Let A be a unital $C^∗$ algebra. $a\in A_+$ is called strictly positive if for all positive linear functional $\phi \in A_+^*$ and $\phi \neq 0$, we have $\phi(a)>0$. Prove that $a\in A_+$ is strictly positive iff $a$ is invertible.
My attempt: if $a\in A_+$ is invertible, then there exists $x\in A$ such that $a=x^*x$ and $a^{-1}=x^{-1}(x^{-1})^*$, Using Cauchy-Schwarz inequality: $\forall \phi \in A_+^*$ $$\phi(a)\phi(a^{-1})=\phi(x^*x)\phi((x^{-1})^{**}(x^{-1})^{*})\ge |\phi(x^*(x^{-1})^*)|^2=|\phi(1)|^2=\|\phi\|^2 > 0 $$ then we have $\phi(a)\neq 0$, then $\phi(a)>0$.
But for other direction, i have no idea. I knew that $a\in A_+$ is called strictly positive also can be definted that $\overline{aAa}=A$, and from this definition i can prove that if $a$ is strictly positive, then $axa$ is invertible, then $a$ is invertible. but i want to prove $a$ is invertible from defintion which i give firstly.
I guess if $\phi(a)>0$, then $1-\phi(a) <1$, and let $\phi$ be some specific function ,then apply functional calculus, but i can't prove that.

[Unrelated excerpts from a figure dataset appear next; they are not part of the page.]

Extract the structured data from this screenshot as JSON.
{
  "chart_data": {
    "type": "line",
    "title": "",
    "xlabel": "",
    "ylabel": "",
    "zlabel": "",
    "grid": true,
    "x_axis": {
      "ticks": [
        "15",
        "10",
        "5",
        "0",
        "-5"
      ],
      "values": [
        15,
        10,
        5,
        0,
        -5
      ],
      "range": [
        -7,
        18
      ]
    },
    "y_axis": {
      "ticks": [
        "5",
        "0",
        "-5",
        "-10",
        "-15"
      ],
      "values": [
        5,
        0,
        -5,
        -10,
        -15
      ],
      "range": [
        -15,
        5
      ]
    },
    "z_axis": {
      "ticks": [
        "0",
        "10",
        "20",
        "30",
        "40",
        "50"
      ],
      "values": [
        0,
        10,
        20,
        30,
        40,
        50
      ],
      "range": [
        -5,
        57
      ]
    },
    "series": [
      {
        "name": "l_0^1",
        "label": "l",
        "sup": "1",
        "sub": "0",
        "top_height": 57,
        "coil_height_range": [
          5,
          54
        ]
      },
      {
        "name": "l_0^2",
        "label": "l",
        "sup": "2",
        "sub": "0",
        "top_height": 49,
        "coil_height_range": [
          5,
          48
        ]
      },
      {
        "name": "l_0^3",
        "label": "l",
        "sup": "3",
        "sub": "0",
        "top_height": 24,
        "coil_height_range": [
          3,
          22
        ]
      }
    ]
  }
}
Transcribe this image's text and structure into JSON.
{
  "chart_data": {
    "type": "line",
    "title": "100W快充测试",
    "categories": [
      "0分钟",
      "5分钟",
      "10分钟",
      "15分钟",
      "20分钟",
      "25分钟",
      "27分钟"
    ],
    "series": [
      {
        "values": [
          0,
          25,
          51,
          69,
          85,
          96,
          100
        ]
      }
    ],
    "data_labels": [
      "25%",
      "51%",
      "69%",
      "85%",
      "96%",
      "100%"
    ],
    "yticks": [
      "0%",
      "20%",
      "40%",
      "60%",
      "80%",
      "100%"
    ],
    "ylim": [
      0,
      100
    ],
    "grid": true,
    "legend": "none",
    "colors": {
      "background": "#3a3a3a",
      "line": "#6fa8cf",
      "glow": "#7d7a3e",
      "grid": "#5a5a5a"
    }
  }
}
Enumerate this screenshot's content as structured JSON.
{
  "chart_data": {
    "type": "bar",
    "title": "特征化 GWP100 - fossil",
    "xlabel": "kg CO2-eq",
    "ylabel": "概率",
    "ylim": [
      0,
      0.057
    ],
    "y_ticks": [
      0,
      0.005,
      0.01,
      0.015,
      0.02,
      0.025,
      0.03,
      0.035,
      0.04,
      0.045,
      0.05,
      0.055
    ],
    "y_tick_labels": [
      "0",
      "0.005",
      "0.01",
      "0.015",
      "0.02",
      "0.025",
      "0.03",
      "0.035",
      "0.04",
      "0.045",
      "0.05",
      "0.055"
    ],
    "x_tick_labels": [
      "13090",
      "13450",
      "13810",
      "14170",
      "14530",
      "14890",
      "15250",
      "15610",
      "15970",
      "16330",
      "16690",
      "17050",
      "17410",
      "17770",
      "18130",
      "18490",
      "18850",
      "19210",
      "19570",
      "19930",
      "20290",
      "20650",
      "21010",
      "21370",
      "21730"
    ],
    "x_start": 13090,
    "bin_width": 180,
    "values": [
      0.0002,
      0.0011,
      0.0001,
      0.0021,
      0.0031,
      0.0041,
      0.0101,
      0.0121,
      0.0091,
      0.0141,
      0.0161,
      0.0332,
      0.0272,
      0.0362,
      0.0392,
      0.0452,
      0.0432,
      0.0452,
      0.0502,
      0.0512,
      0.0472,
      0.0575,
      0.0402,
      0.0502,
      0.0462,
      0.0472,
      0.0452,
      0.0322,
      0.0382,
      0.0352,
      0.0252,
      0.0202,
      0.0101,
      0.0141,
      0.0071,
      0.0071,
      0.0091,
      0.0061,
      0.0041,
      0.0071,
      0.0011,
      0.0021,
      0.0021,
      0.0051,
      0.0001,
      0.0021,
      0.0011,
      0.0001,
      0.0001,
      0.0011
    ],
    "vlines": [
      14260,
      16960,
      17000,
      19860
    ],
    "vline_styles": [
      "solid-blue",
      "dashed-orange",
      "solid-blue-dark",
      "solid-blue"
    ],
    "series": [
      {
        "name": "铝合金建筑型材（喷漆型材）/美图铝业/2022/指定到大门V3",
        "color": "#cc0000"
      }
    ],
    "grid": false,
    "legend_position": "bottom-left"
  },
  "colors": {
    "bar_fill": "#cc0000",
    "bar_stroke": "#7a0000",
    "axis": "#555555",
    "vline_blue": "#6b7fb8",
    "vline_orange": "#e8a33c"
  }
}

Any idea will be appreciated!
For the other direction, let $a$ be a positive non-invertible element. Then $0\in \text{Spec}(a)$ and there is a unital *-homomorphism $\Phi: C^*(a) \rightarrow C(\text{Spec}(a))$ mapping $a$ to the identity function on $\text{Spec}(a)$. Here $C^*(a)$ is the $C^*$-subalgebra generated by $a$ and $C(\text{Spec}(a))$ the continuous functions on $\text{Spec}(a)$. Define a state $\phi$ on $C^*(a)$ by $\phi(x)=\Phi(x)(0)$.
$\phi$ vanishes on $a$ and we can extend it to all of $A$.